Ash Wednesday has been observed since the 7th century. Its name is derived from the ancient practice of sprinkling ashes upon the heads of penitent people who had confessed their sins. In our church service on Ash Wednesday we use ashes in a bowl that have been burned from last year’s palms from Palm Sunday. If you would like to participate you may dip your finger in the bowl and make the sign of the cross on your forehead with the ashes. This ancient tradition reminds us that from ashes we came and to ashes we will return as well as a call to confession and repentance. It has been practiced in the church in varying degrees since around 600 A.D..  The sign of the cross is made also with the words, "Dust you are and to dust you return" (Genesis 3:19).  Those words are part of the curse given to Adam and Eve following their fall into sin.  The words keep us mindful of our mortaility, sin and need for a Savior.  Throughtout Scripture, ashes were seen as a sign of penitance, sorrow and mourning.  The ashes remind us that, without the love and forgiveness of Jesus poured out for us on the cross, we truly are dust.  And the cross reminds us that for Christians, death is not the end, because Jesus defeated death when He rose from the dead on Easter Sunday.  
The day before Ash Wednesday, Fat Tuesday or Shrove Tuesday, is celebrated in many parts of the world with feasting. The French call it Mardi Gras and the feasting comes from the custom of using up household fats prior to the 40 days of Lenten fasting when no fat is used. This tradition is not usually practiced in Protestant circles.
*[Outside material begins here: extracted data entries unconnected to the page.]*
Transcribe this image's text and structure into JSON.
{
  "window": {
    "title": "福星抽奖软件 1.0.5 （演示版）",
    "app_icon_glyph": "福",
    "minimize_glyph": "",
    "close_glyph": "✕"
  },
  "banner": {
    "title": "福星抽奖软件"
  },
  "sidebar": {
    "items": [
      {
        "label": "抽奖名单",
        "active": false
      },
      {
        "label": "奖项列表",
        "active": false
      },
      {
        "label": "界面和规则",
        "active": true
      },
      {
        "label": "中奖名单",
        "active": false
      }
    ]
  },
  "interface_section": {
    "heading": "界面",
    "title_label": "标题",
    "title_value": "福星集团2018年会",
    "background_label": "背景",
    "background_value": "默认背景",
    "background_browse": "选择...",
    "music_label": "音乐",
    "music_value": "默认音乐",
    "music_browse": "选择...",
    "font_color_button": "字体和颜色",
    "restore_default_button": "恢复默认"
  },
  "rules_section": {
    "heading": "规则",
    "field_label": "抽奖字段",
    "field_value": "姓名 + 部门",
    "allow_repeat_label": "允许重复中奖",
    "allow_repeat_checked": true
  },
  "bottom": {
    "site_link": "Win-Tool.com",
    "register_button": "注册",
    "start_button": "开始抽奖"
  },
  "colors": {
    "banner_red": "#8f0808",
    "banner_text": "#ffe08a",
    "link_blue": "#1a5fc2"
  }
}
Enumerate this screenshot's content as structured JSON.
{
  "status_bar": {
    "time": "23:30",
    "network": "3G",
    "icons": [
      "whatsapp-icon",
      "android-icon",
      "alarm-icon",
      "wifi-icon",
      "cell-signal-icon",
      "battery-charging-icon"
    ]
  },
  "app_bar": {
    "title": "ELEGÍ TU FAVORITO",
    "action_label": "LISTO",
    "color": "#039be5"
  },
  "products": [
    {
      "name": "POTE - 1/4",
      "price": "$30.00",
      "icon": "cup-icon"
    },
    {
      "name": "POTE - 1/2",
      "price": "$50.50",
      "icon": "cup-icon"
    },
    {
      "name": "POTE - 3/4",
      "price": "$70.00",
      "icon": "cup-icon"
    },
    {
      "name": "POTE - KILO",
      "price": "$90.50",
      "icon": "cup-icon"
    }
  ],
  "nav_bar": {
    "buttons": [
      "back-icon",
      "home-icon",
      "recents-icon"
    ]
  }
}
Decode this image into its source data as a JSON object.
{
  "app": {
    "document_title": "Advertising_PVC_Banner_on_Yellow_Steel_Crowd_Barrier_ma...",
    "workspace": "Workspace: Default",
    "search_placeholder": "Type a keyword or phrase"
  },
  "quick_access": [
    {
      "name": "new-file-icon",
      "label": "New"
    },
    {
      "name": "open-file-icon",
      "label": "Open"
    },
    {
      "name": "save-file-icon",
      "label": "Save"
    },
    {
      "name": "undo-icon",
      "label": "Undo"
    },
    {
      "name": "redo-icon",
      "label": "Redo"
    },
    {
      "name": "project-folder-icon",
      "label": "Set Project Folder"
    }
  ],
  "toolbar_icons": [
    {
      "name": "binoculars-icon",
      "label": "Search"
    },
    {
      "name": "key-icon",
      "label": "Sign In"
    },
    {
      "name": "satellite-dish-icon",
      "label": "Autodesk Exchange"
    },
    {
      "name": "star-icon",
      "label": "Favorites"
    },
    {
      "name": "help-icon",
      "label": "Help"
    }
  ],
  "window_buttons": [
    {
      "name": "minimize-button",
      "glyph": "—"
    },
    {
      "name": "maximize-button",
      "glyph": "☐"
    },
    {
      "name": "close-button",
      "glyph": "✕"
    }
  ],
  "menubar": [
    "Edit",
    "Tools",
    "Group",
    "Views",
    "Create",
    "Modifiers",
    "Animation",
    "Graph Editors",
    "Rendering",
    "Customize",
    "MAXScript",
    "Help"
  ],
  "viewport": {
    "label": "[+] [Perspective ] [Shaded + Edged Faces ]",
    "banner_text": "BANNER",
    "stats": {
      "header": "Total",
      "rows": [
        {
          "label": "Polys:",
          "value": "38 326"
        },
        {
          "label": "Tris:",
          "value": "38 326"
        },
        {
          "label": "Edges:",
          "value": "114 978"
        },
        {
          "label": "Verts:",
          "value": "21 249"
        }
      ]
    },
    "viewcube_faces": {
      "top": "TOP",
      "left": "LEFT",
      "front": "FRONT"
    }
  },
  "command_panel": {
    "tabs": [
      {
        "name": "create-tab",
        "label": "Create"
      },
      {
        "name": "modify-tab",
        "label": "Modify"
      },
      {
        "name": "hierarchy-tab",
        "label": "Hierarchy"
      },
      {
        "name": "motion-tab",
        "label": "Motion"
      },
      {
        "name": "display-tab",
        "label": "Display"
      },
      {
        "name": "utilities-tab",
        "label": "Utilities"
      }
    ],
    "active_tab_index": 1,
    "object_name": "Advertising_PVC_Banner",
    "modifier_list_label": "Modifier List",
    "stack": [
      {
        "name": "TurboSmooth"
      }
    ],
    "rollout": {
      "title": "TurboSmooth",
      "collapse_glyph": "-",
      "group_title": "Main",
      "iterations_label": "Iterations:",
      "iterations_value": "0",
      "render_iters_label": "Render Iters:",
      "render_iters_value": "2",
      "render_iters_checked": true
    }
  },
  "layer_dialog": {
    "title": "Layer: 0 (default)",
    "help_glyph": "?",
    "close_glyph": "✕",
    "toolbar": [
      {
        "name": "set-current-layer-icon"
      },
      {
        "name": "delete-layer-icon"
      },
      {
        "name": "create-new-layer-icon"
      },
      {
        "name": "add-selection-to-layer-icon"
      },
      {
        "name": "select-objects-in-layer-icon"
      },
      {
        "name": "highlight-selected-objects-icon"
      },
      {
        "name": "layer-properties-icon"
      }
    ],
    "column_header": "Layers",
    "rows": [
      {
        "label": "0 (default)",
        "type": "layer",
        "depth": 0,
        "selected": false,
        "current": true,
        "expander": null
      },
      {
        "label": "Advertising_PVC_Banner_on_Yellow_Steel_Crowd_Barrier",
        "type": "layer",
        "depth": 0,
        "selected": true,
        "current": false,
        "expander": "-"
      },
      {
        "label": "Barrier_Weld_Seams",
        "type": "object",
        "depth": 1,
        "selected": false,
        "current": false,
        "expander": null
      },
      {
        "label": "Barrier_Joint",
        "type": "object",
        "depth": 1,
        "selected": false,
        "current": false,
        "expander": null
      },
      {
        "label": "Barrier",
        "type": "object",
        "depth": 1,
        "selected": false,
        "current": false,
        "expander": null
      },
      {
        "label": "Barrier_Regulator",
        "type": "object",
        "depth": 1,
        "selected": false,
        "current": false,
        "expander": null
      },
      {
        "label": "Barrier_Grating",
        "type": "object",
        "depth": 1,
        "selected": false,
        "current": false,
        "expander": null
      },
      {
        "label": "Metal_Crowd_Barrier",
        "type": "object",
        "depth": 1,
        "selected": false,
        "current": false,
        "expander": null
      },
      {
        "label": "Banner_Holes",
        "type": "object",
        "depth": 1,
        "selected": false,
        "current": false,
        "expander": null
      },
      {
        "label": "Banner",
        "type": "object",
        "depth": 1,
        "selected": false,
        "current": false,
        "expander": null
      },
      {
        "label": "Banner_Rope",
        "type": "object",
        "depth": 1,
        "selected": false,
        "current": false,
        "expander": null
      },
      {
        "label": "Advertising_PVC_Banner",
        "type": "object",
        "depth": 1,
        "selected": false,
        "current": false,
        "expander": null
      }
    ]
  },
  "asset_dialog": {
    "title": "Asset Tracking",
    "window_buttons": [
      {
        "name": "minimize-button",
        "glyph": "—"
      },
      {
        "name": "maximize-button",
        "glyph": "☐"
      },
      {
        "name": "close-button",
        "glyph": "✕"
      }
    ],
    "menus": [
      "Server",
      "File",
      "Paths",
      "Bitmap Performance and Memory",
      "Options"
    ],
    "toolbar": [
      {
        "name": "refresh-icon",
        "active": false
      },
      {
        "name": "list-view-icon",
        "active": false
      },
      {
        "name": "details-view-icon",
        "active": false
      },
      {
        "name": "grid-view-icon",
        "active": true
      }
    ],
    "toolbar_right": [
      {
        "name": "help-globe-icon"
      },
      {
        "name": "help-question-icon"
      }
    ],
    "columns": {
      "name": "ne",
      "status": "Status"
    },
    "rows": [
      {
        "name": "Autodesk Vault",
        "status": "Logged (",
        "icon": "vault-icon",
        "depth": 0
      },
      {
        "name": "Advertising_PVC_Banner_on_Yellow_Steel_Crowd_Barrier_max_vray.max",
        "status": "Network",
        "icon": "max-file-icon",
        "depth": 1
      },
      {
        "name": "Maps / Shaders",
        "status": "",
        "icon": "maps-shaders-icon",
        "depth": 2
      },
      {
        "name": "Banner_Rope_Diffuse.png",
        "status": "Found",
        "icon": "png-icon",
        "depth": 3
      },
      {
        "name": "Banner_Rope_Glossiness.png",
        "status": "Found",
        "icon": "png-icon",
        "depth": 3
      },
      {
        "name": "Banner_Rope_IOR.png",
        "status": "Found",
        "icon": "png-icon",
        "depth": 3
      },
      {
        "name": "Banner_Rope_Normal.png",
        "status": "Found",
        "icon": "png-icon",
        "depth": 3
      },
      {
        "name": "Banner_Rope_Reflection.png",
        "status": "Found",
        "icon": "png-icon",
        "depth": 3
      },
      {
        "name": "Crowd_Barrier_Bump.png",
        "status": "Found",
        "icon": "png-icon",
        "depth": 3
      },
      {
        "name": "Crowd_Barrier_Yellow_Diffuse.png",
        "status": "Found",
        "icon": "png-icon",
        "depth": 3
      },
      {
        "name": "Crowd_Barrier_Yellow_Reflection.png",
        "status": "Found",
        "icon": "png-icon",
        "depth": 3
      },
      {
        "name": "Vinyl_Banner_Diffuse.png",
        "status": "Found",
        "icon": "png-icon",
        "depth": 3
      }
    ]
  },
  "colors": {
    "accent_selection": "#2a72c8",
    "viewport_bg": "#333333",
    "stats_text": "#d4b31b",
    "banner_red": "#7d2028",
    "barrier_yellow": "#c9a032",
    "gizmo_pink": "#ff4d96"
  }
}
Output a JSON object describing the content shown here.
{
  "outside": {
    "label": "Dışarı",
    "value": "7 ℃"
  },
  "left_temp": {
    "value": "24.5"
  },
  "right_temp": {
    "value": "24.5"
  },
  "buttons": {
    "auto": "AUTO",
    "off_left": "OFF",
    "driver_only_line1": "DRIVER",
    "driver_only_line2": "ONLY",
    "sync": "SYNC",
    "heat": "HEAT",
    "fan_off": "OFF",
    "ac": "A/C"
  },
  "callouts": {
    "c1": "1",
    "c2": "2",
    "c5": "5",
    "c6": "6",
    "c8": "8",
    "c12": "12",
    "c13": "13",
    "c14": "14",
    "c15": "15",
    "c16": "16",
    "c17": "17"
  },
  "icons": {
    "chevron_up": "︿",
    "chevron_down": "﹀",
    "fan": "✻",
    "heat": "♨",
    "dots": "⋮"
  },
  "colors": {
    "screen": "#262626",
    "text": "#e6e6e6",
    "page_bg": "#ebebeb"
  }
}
A lot of Christians will fast during Lent or give up some unpleasant habit as a way of remembering what Jesus did for them – a small sacrifice of their own so to speak. Fasting or giving up something is totally up to the individual and is not required by our church or the Bible.
The entire six weeks of Lent is a time to worship and praise the Lord God for all he has done for us. We meditate and pray about the suffering and death of Jesus Christ. There are Wednesday night Lenten services each week along with Sunday worship. In this way we appreciate the salvation that was purchased for us at such a great cost. We are constantly reminded of the blessings and promises of forgiveness and eternal life with our Savior. The celebration of Lent shows us the battle that was won at Calvary by Jesus taking on all of our sins, temptations, evil of the world and the constant threat of the devil.